NEW YORK (Reuters) - A divided federal appeals court on Wednesday upheld the insider trading conviction of Mathew Martoma, a former portfolio manager for billionaire Steven A. Cohen’s SAC Capital Advisors LP, after the U.S. Supreme Court made such cases easier to pursue.
The 2nd U.S. Circuit Court of Appeals in Manhattan found “overwhelming” evidence that a Michigan doctor received financial benefits from providing confidential information to Martoma about a 2008 Alzheimer’s drug trial.
Martoma, 43, who worked at SAC’s CR Intrinsic Investors unit, was convicted in February 2014 of making $275 million of illegal gains in Elan Corp and Wyeth based on tips from the doctor. He is serving a nine-year prison sentence.
Paul Clement, the former U.S. solicitor general who argued Martoma’s appeal, declined to comment.

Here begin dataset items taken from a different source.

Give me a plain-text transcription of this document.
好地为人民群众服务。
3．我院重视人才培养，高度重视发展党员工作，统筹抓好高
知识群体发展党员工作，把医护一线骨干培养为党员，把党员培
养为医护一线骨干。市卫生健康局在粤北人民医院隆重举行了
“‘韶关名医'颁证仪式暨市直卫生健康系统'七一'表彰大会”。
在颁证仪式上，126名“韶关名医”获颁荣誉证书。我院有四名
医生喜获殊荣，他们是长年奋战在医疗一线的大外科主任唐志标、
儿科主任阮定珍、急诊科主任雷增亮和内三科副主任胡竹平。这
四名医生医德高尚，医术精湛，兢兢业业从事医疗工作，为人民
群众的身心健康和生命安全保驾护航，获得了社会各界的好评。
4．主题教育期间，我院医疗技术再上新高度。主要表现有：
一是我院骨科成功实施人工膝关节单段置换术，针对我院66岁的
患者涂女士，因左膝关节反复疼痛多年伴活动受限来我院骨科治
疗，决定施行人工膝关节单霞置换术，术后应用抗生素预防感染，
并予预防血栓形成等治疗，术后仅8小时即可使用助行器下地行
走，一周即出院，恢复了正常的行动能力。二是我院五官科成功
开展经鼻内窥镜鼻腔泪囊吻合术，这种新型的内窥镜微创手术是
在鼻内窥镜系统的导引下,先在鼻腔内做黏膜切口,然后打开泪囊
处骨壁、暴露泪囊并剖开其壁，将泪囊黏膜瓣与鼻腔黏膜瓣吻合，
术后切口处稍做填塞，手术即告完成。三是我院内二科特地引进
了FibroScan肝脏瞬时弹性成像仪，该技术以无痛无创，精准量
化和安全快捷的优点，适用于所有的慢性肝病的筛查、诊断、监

Acting U.S. Attorney Joon Kim welcomed the 2-1 decision, calling successful insider trading prosecutions critical to maintaining securities markets’ “integrity and fairness.”

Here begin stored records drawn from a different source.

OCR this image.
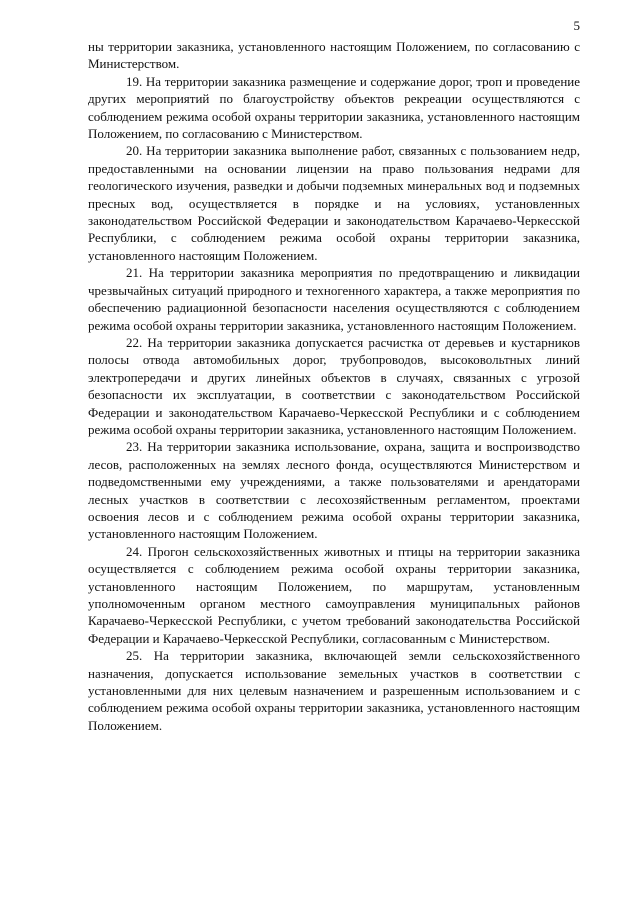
5

ны территории заказника, установленного настоящим Положением, по согласованию с Министерством.

19. На территории заказника размещение и содержание дорог, троп и проведение других мероприятий по благоустройству объектов рекреации осуществляются с соблюдением режима особой охраны территории заказника, установленного настоящим Положением, по согласованию с Министерством.

20. На территории заказника выполнение работ, связанных с пользованием недр, предоставленными на основании лицензии на право пользования недрами для геологического изучения, разведки и добычи подземных минеральных вод и подземных пресных вод, осуществляется в порядке и на условиях, установленных законодательством Российской Федерации и законодательством Карачаево-Черкесской Республики, с соблюдением режима особой охраны территории заказника, установленного настоящим Положением.

21. На территории заказника мероприятия по предотвращению и ликвидации чрезвычайных ситуаций природного и техногенного характера, а также мероприятия по обеспечению радиационной безопасности населения осуществляются с соблюдением режима особой охраны территории заказника, установленного настоящим Положением.

22. На территории заказника допускается расчистка от деревьев и кустарников полосы отвода автомобильных дорог, трубопроводов, высоковольтных линий электропередачи и других линейных объектов в случаях, связанных с угрозой безопасности их эксплуатации, в соответствии с законодательством Российской Федерации и законодательством Карачаево-Черкесской Республики и с соблюдением режима особой охраны территории заказника, установленного настоящим Положением.

23. На территории заказника использование, охрана, защита и воспроизводство лесов, расположенных на землях лесного фонда, осуществляются Министерством и подведомственными ему учреждениями, а также пользователями и арендаторами лесных участков в соответствии с лесохозяйственным регламентом, проектами освоения лесов и с соблюдением режима особой охраны территории заказника, установленного настоящим Положением.

24. Прогон сельскохозяйственных животных и птицы на территории заказника осуществляется с соблюдением режима особой охраны территории заказника, установленного настоящим Положением, по маршрутам, установленным уполномоченным органом местного самоуправления муниципальных районов Карачаево-Черкесской Республики, с учетом требований законодательства Российской Федерации и Карачаево-Черкесской Республики, согласованным с Министерством.

25. На территории заказника, включающей земли сельскохозяйственного назначения, допускается использование земельных участков в соответствии с установленными для них целевым назначением и разрешенным использованием и с соблюдением режима особой охраны территории заказника, установленного настоящим Положением.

Now called Point72 Asset Management LP, SAC pleaded guilty to fraud and paid $1.8 billion in U.S. criminal and civil settlements.

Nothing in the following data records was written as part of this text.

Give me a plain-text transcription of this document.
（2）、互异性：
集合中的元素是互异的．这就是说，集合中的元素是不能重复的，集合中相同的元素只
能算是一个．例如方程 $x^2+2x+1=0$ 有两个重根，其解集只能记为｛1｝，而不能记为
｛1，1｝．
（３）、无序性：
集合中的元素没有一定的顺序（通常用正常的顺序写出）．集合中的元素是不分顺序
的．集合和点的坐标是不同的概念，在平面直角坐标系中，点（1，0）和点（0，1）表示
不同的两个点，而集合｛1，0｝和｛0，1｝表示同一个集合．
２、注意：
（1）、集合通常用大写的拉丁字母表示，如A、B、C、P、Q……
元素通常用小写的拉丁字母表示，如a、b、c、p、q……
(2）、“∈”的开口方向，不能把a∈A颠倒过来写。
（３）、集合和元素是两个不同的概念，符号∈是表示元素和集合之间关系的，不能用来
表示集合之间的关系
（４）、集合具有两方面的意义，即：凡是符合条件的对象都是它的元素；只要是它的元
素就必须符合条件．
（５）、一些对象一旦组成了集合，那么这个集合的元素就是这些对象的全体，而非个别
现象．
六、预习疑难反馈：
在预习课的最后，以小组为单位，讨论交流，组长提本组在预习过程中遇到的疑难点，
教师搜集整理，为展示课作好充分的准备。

Cohen, worth $13 billion according to Forbes magazine, was not criminally charged, but accepted a two-year ban from managing outside money to settle a related Securities and Exchange Commission civil probe. His ban ends on Jan. 1, 2018.
Martoma’s appeal was reargued in May, following two major rulings bearing on his case.
In December 2014, the 2nd Circuit, whose jurisdiction includes Wall Street, overturned two insider trading convictions in U.S. v. Newman, saying prosecutors needed to show a tipper received a tangible benefit for providing inside information.
But last December, in U.S. v. Salman, the Supreme Court said the passing of such a benefit between relatives or friends was not a necessity.
In Wednesday’s appeals court decision, Chief Judge Robert Katzmann rejected Martoma’s argument that prosecutors still needed to show his “meaningfully close personal relationship” with the doctor, Sidney Gilman.
Katzmann said that requirement was “no longer good law” after Salman, and Martoma’s “quid pro quo” relationship with Gilman, whose consulting rate was $1,000 per hour, was sufficient.
Circuit Judge Rosemary Pooler dissented, saying the majority ignored precedents by holding that someone who bestows a “gift” of inside information always receives a personal benefit from doing so.
The majority “significantly diminishes the limiting power of the personal benefit rule, and radically alters insider-trading law for the worse,” Pooler said.
Kim’s predecessor Preet Bharara abandoned several insider trading cases after Newman, including by dropping the 2013 conviction of former SAC portfolio manager Michael Steinberg.
The case is U.S. v. Martoma, 2nd U.S. Circuit Court of Appeals, No. 14-3599.